I’m going to start this week’s column with a time saving tip I came across this week. Hopefully those time poor people amongst us get something out of this little titbit.
We’re all obsessed with finding the best: the best TV, the best laptop, the best toothpaste.
I am guilty of researching/ procrastinating before making a decision about a purchase.
In my case it’s because 90 per cent of the time, within 24 hours of arriving home with a new purchase, a better deal on that very item pops up in a pamphlet or on social media.
At a certain point, though, you’re just wasting time says Personal Finance Advisor and Author Ramit Sethi. Ramit says we shouldn’t spend more than two seconds on decisions that don’t really matter. So, the next time you find yourself deliberating, ask: “Is this something that actually matters?
Or should this be a two second decision?”.
That decision could take some time though, right?
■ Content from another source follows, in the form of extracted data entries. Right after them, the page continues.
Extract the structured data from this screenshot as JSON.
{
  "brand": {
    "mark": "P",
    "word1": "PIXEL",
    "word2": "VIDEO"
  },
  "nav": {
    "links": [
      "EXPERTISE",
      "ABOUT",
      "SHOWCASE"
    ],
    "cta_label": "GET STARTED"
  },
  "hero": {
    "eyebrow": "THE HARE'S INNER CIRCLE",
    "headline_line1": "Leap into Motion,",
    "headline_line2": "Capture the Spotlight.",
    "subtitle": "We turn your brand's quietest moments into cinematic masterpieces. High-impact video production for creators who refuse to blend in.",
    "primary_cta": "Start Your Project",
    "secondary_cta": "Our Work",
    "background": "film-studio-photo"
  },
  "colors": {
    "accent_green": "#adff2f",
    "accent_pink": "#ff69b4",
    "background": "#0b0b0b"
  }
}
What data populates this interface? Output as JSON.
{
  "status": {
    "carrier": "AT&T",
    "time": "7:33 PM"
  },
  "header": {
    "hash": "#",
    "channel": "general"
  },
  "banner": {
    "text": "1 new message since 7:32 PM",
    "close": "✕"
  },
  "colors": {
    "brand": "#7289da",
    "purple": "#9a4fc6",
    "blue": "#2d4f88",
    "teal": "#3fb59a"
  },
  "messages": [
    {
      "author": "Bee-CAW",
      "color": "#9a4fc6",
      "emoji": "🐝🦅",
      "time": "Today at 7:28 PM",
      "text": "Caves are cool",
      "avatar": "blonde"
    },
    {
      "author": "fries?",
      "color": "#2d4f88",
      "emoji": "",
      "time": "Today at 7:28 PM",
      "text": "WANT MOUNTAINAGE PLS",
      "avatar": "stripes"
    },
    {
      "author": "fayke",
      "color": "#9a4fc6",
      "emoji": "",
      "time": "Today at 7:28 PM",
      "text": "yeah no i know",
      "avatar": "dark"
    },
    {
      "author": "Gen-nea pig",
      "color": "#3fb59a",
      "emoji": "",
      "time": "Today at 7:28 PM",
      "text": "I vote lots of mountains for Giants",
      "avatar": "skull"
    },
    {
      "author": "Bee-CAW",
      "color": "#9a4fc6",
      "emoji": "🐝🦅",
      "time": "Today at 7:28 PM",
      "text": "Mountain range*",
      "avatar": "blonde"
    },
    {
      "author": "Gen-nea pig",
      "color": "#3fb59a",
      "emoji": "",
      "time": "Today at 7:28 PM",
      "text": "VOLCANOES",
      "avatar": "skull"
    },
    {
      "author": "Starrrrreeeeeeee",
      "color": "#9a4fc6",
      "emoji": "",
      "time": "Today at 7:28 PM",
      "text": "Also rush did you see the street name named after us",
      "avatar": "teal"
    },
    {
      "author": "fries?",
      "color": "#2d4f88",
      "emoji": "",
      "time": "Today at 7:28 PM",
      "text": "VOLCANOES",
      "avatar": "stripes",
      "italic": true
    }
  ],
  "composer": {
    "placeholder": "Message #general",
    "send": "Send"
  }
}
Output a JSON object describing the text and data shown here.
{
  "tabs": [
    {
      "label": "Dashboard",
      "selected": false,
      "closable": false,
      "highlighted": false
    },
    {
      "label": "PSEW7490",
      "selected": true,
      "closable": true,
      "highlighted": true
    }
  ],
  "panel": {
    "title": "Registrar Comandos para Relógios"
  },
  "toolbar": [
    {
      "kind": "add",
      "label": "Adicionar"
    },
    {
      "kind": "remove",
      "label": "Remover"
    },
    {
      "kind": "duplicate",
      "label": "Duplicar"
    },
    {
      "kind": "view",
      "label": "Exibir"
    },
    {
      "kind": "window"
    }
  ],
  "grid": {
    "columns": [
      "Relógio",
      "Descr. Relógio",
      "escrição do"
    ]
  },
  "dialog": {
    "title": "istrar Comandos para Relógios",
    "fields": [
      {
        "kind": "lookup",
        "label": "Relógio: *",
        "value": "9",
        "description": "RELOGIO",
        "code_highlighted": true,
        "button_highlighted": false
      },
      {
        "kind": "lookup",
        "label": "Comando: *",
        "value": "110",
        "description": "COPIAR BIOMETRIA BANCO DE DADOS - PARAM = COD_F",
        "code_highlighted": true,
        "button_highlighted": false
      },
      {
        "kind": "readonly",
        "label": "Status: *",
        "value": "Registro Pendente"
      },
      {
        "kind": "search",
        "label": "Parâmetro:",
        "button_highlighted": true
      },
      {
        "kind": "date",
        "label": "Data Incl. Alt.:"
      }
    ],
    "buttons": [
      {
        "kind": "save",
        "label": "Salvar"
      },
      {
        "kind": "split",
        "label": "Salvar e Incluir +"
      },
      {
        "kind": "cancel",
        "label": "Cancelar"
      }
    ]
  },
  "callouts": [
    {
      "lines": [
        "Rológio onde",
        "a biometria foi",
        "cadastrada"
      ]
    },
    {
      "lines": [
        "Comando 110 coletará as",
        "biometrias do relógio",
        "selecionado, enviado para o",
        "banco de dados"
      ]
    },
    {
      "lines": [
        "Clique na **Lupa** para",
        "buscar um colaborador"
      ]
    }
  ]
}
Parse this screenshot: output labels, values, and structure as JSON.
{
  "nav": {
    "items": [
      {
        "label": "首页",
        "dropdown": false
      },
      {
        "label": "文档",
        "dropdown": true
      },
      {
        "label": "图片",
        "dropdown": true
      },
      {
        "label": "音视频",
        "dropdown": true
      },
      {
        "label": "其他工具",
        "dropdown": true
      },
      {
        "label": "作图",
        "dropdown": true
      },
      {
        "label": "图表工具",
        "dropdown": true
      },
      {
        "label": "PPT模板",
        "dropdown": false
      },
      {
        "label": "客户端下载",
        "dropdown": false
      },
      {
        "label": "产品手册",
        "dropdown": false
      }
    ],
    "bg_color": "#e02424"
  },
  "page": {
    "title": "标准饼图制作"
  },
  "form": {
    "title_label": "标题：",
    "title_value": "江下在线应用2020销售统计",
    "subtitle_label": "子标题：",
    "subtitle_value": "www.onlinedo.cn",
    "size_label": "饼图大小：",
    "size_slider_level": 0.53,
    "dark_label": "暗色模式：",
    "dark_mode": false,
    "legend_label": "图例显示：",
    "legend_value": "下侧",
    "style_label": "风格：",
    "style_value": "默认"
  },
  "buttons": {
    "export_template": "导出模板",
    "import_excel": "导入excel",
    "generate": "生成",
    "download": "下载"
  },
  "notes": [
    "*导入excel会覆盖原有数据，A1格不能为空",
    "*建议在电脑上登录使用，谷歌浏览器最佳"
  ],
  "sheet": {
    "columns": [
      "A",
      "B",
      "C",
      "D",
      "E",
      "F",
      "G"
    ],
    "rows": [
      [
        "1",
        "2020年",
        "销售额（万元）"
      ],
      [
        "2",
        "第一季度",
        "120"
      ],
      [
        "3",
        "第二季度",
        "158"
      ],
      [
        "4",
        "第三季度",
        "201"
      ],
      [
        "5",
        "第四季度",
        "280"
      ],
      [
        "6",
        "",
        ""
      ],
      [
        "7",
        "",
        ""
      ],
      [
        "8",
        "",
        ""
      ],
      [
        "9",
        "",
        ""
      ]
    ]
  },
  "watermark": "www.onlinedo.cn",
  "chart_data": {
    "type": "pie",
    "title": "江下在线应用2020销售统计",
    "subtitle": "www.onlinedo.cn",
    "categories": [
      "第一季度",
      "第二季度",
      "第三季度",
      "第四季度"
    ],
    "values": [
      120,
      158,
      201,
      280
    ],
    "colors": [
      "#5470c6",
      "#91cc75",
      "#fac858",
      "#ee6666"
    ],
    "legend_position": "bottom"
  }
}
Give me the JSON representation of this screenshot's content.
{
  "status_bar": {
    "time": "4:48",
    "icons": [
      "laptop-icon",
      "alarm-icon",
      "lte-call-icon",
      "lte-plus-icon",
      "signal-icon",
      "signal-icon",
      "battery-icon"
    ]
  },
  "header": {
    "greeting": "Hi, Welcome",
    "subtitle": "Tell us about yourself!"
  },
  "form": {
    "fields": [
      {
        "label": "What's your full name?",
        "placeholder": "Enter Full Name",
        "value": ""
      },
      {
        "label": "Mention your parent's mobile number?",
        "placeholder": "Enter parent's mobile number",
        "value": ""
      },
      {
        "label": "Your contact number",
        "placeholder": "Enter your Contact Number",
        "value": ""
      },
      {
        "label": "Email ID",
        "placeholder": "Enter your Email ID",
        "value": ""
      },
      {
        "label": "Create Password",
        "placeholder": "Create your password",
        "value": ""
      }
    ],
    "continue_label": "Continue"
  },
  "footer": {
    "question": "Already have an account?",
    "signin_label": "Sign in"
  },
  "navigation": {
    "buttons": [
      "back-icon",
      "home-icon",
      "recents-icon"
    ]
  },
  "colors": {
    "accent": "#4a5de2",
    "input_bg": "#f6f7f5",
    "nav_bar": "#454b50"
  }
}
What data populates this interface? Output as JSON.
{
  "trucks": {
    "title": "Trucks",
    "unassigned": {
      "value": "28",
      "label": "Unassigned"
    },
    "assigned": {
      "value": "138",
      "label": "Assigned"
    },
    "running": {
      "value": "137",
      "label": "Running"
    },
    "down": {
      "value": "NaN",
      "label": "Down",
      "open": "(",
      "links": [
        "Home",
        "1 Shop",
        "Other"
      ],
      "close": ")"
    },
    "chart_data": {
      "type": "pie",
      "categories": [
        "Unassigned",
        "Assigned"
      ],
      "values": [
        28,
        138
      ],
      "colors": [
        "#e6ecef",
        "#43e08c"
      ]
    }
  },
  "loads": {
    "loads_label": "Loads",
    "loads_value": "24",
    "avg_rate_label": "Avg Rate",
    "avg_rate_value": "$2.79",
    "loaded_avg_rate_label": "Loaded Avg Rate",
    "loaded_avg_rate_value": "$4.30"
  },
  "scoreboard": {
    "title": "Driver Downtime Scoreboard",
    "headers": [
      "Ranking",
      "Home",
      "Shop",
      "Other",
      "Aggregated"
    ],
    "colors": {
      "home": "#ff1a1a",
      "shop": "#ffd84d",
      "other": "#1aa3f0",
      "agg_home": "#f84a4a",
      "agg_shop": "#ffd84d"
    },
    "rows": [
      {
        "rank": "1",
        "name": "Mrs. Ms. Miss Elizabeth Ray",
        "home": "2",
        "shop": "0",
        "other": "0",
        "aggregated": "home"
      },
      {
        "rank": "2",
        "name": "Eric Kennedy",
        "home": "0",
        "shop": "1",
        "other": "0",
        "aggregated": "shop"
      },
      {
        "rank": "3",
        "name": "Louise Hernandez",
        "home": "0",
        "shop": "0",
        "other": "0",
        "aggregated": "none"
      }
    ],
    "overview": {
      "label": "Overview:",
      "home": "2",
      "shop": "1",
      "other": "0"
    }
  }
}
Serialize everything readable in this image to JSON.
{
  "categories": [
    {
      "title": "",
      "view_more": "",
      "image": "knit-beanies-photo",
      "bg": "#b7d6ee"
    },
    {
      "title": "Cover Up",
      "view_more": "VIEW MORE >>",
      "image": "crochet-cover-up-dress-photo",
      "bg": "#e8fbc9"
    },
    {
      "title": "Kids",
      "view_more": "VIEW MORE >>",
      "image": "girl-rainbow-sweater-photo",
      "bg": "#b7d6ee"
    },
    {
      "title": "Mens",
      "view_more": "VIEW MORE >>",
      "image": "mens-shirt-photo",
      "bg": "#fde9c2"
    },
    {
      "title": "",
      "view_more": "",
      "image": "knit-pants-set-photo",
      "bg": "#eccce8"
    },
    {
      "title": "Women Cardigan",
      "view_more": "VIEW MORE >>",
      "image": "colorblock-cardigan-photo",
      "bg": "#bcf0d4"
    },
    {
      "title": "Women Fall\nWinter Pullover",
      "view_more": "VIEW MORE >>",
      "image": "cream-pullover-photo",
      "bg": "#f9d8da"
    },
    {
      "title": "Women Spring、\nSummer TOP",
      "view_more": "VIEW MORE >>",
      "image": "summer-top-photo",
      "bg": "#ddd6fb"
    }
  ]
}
One decision we made recently after many months of procrastinating was to push ahead and purchase a spa pool.
I am sure there is a honeymoon period with them but at the moment I am averaging between 2 and 3 spas a day.
There is nothing better after a mountain bike ride up the river track or last thing in the evening before hitting the scratcher.
Or anytime the back is a bit sore.
It’s also a nice distraction for Manda and I.
A chance to chat under the stars without the distraction of our phones or the latest TV series we are binge watching.
We have both slept much better since soaking in it as well.
Although I have never had too much trouble sleeping, and Manda is possibly getting bored half to sleep with my jabbering in the evenings.
And now for something completely different.
British researchers say a firm handshake could be a sign of a longer life expectancy.
Scientists found that elderly people who could still give a firm handshake and walk at a brisk pace were likely to outlive their slower peers.
They found simple measures of physical capability like shaking hands, walking, getting up from a chair and balancing on one leg were related to life span, even after accounting for age, sex and body size.
With this in mind, there’s a couple of blokes who play golf at Mayfield who should live until they are 120.
Till next week
Phill Hooper is the breakfast host of Ashburton’s Hokonui radio station. The views expressed in this column are his and do not reflect the opinion of his employer or the Ashburton Guardian.